Les étapes de la construction identitaire

Hélas, seuls 38 rééducateurs ont répondu à cette question. Elle recherchait à connaître les modalités d’acquisition de l’identité professionnelle. Il s’agissait de détailler les occasions ou les phénomènes qui permettaient la prise de conscience identitaire. Deux rééducateurs ne croient pas à l’existence d’étapes de la construction identitaire sans dénier l’action d’agents : « Pas d'étapes, l'identité se construit au fil des années, des aides (surtout réussies), grâce à la reconnaissance des enseignants de mon travail ».

Seules quatre réponses font référence à l’année de formation alors que ce temps est unique en raison de sa fonction de conversion d’une identité à une autre.

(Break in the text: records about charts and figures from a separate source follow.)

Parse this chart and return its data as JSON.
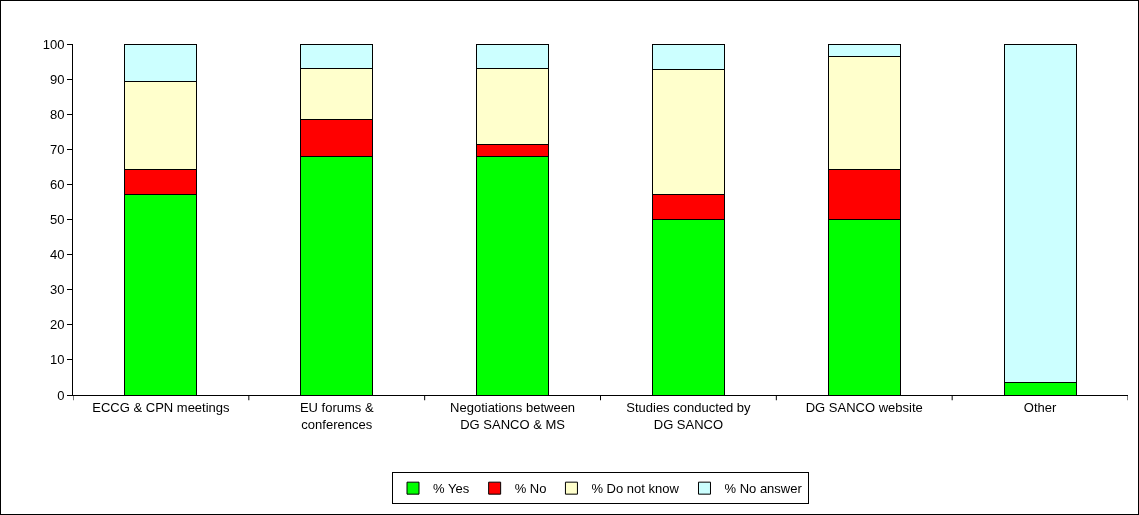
{
  "chart_data": {
    "type": "bar",
    "stacked": true,
    "categories": [
      "ECCG & CPN meetings",
      "EU forums & conferences",
      "Negotiations between DG SANCO & MS",
      "Studies conducted by DG SANCO",
      "DG SANCO website",
      "Other"
    ],
    "series": [
      {
        "name": "% Yes",
        "color": "#00ff00",
        "values": [
          57.1,
          67.9,
          67.9,
          50,
          50,
          3.6
        ]
      },
      {
        "name": "% No",
        "color": "#ff0000",
        "values": [
          7.1,
          10.7,
          3.6,
          7.1,
          14.3,
          0
        ]
      },
      {
        "name": "% Do not know",
        "color": "#ffffcc",
        "values": [
          25,
          14.3,
          21.4,
          35.7,
          32.1,
          0
        ]
      },
      {
        "name": "% No answer",
        "color": "#ccffff",
        "values": [
          10.7,
          7.1,
          7.1,
          7.1,
          3.6,
          96.4
        ]
      }
    ],
    "ylim": [
      0,
      100
    ],
    "yticks": [
      0,
      10,
      20,
      30,
      40,
      50,
      60,
      70,
      80,
      90,
      100
    ],
    "grid": false,
    "legend": "bottom"
  }
}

Il semble que cette réponse soit si évidente qu’elle n’a pas été relevée comme étape principale du mouvement identitaire.

Les difficultés du passage d’une identité professionnelle à une autre sont rappelées : « difficulté à adhérer à l'aspect théorique de la formation; le passage d'instituteur à rééducateur est simple, pas à celui d'enseignant spécialisé ».

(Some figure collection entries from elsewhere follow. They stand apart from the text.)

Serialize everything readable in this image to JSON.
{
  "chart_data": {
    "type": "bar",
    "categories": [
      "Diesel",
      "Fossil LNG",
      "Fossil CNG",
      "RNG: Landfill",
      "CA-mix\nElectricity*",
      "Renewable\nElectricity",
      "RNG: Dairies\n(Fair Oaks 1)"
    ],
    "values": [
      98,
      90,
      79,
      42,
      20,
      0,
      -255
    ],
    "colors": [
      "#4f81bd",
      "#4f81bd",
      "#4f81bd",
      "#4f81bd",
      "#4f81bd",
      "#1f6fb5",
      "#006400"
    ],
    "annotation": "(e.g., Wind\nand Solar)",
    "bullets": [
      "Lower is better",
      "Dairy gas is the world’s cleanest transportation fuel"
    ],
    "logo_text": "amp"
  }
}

Des remarques sont émises quand à ses caractéristiques : « différentes suivant l'année de formation », « difficulté à adhérer à l'aspect théorique de la formation ».

Les exigences de la fonction rééducative sont mises en avant comme révélateurs de cette identité nouvelle : « nécessité de travailler davantage en équipe tout en gardant sa spécificité, actions ponctuelles communes avec les enseignants », « apprendre - savoir - ne pas savoir = maîtriser; créer et s'ajuster; être disponible; réfléchir et se positionner »

D’autres évoquent un processus chronologique scandé par des actes : « formation, recrutement, US3, prise de fonction, 1ère pré - rentrée, 1er conseil d'école », « 1- faire partie d'une équipe, 2- être du côté de la famille et de l'enfant, 3- sans être enseignante je fais partie de l'équipe, 4- je réussis quand l'enfant trouve sa place à l'école »,

D’autres mettent en avant des qualités :« la patience, le retour des résultats des actions, l'appui fort sur l'équipe du RASED, l'adaptabilité d'écoute et d'échanges avec les partenaires ».

Certains pensent que leur identité est d’abord celle qui est reconnue par les autres : « d'abord l'information des partenaires », « reconnaissance d'année en année de ma fonction par les enseignants ».

Certains ont identifié des épreuves, des occasions ou des conversions révélatrices : « le premier entretien de parents, la première équipe éducative », « le travail en CMPP, l’évaluation des indications, une formation au psychodrame et la thérapie », « le début de la FNAREN, le texte de 1990 qui a clarifié les choses », « passage du GAPP au RASED qui a nécessité une redéfinition par rapport aux collègues des écoles », « la 3ème année de pratique », « passer d'une analyse pédagogique à une analyse psychologique », « deuil du métier d'enseignant (il a duré trois mois) », « découverte des bases législatives, confrontation théorie pratique, installation du réseau, évolution individuelle », « l'observation des séances lors de stages », « une évolution du perfectionnement, l'adaptation puis la rééducation », « membre du R.A.S.E.D., réflexions personnelles sur le métier », « posture professionnelle ressentie lors de séances », « pas des étapes mais un évolution du corporel (RPM) vers le symbolique exprimé à travers des médiations », « la fin de la formation », « au moment où l'on s’éloigne du réflexe pédagogique, le moment où l'on passe de celui qui dit à celui qui écoute »

Le temps est invoqué pour son travail facilitant l’élaboration : « abandon progressif de l'attitude pédagogique (3 ans) d'enseignement vers une écoute plus fine de ce qui se passe et ce dit », « L'action ciblée sur l'élève (passé d'enseignant !) a évolué jusqu'à la prise en compte de la globalité de l'enfant (environnement, passé, etc.) », « Oui au fil des expériences vécues et du temps passé sur un même poste », « construction peu à peu », « identité construite au quotidien par le travail et la rédaction du projet rééducatif de chaque enfant », « Un trimestre de formation pour ressentir comme un rééducateur », « pas sous la forme d'étapes mais de prise de conscience en continu ». Ces remarques signalent un travail invisible, à l’insu de la personne, comme si la transformation n’advenait qu’après coup à la conscience. La théorisation de cette identité n’est jamais évoquée en avançant un temps d’explicitation.